OlyCAP to launch income program

Data to be collected for national conference

PORT ANGELES — Twenty-five families across the North Olympic Peninsula will receive $500 a month for 12 months as part of a guaranteed income program directed toward families in need.

Olympic Community Actions Programs (OlyCAP) is launching its second pilot of a guaranteed income program next month, this time focusing on families enrolled in its early childhood services programs.

“We’re focusing very specifically on a high-needs group where we feel the funds could make the most impact,” said Tannis Sears, OlyCAP’s guaranteed income program manager.

Families will receive $500 a month for 12 months, paid in the form of a refillable debit card, and OlyCAP can track purchases broadly by category but not by specific item.

Participants are spread across Clallam and Jefferson counties, with most families located in Forks, Port Angeles and Port Townsend, Sears said.

The goal of a guaranteed income program — sometimes called universal basic income (UBI) — is to provide more freedom to participants in how they spend the funds.

Several cities and countries have piloted UBI programs, with results broadly showing increases in employment, health and mental well-being.

A 2021 study of a program in Stockton, Calif., showed a 12 percent increase in full-time employment for recipients and, in April, a study of a King County UBI program found employment for participants nearly doubled from 37 percent to 66 percent.

OlyCAP ran its first guaranteed income program in 2022 with 20 households each receiving $500 a month for 18 months.

Sears said she was not able to share information on the results of that program but said it had been a success.

While the results from the first guaranteed income program are being kept internal, Sears said data from the second round will be collected and presented at the 2025 National Community Action Partnership conference.

The research pilot will measure the impact of unrestricted cash stipends on family economic mobility, mental health, physical health and service outcomes, OlyCAP said in a news release. Program researchers are working with regional community organizations, healthcare professionals and educational institutions in Clallam, Jefferson and King counties.

While UBI programs have grown in popularity recently, they’re not without controversy, which is why OlyCAP decided to focus on families in need, Sears said. State bills in Iowa and Arizona have sought to ban UBI programs altogether.

“We’re largely taking this on because we feel since UBI is controversial,” Sears said. “Looking at a high-need population specifically, we might find there’s more acceptance.”
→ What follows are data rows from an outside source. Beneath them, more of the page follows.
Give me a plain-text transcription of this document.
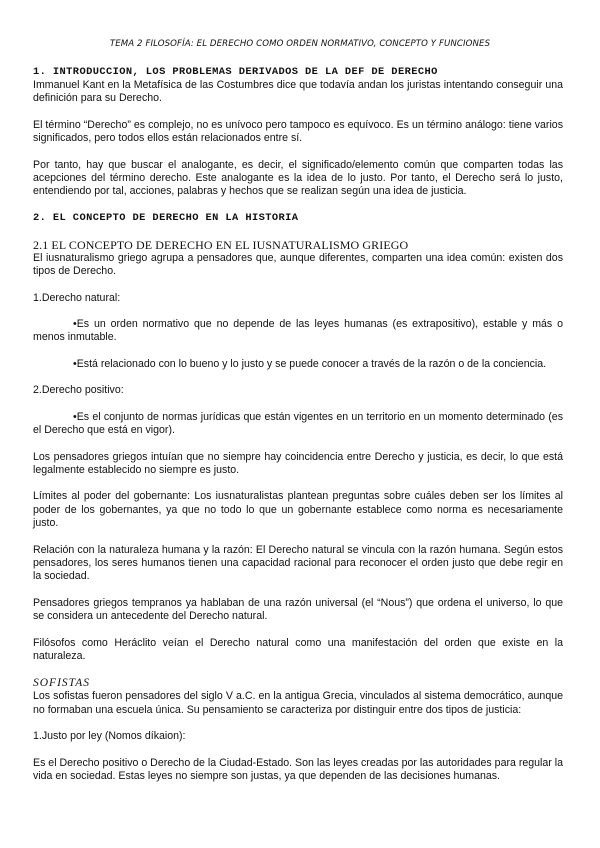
TEMA 2 FILOSOFÍA: EL DERECHO COMO ORDEN NORMATIVO, CONCEPTO Y FUNCIONES
1. INTRODUCCION, LOS PROBLEMAS DERIVADOS DE LA DEF DE DERECHO

Immanuel Kant en la Metafísica de las Costumbres dice que todavía andan los juristas intentando conseguir una definición para su Derecho.

El término “Derecho” es complejo, no es unívoco pero tampoco es equívoco. Es un término análogo: tiene varios significados, pero todos ellos están relacionados entre sí.

Por tanto, hay que buscar el analogante, es decir, el significado/elemento común que comparten todas las acepciones del término derecho. Este analogante es la idea de lo justo. Por tanto, el Derecho será lo justo, entendiendo por tal, acciones, palabras y hechos que se realizan según una idea de justicia.

2. EL CONCEPTO DE DERECHO EN LA HISTORIA
2.1 EL CONCEPTO DE DERECHO EN EL IUSNATURALISMO GRIEGO

El iusnaturalismo griego agrupa a pensadores que, aunque diferentes, comparten una idea común: existen dos tipos de Derecho.

1.Derecho natural:

•Es un orden normativo que no depende de las leyes humanas (es extrapositivo), estable y más o menos inmutable.

•Está relacionado con lo bueno y lo justo y se puede conocer a través de la razón o de la conciencia.

2.Derecho positivo:

•Es el conjunto de normas jurídicas que están vigentes en un territorio en un momento determinado (es el Derecho que está en vigor).

Los pensadores griegos intuían que no siempre hay coincidencia entre Derecho y justicia, es decir, lo que está legalmente establecido no siempre es justo.

Límites al poder del gobernante: Los iusnaturalistas plantean preguntas sobre cuáles deben ser los límites al poder de los gobernantes, ya que no todo lo que un gobernante establece como norma es necesariamente justo.

Relación con la naturaleza humana y la razón: El Derecho natural se vincula con la razón humana. Según estos pensadores, los seres humanos tienen una capacidad racional para reconocer el orden justo que debe regir en la sociedad.

Pensadores griegos tempranos ya hablaban de una razón universal (el “Nous”) que ordena el universo, lo que se considera un antecedente del Derecho natural.

Filósofos como Heráclito veían el Derecho natural como una manifestación del orden que existe en la naturaleza.

SOFISTAS

Los sofistas fueron pensadores del siglo V a.C. en la antigua Grecia, vinculados al sistema democrático, aunque no formaban una escuela única. Su pensamiento se caracteriza por distinguir entre dos tipos de justicia:

1.Justo por ley (Nomos díkaion):

Es el Derecho positivo o Derecho de la Ciudad-Estado. Son las leyes creadas por las autoridades para regular la vida en sociedad. Estas leyes no siempre son justas, ya que dependen de las decisiones humanas.
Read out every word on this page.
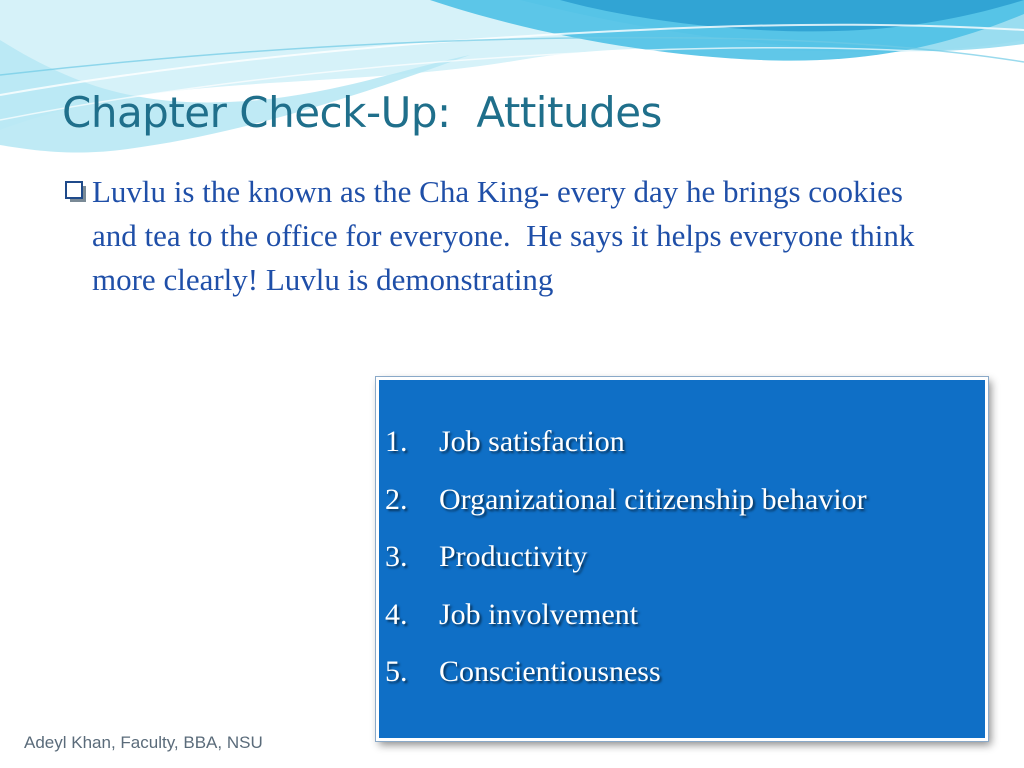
Chapter Check-Up:  Attitudes
Luvlu is the known as the Cha King- every day he brings cookies and tea to the office for everyone.  He says it helps everyone think more clearly! Luvlu is demonstrating
1.	Job satisfaction
2.	Organizational citizenship behavior
3.	Productivity
4.	Job involvement
5.	Conscientiousness
Adeyl Khan, Faculty, BBA, NSU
The 25 families were chosen by raffle, Sears said, and OlyCAP is still in the process of finalizing the details of the program, which is expected to begin Aug. 15. Research gathered about the program will keep participants’ names anonymous, and the families have signed consent forms to agree that their information be published as data.

All program participants have a household income that does not exceed 200 percent of the Federal Poverty Level, Sears said. The federal poverty level is set by the U.S. Department of Health and Human Services. In 2024, it was $15,000 for a household of one and $31,200 for a family of four.

OlyCAP’s guaranteed income program is made possible due to donations from an anonymous Sequim resident. The donor gave two payments of $200,000 to fund each of OlyCAP’s programs, and Sears said the donor has been pleased with the results.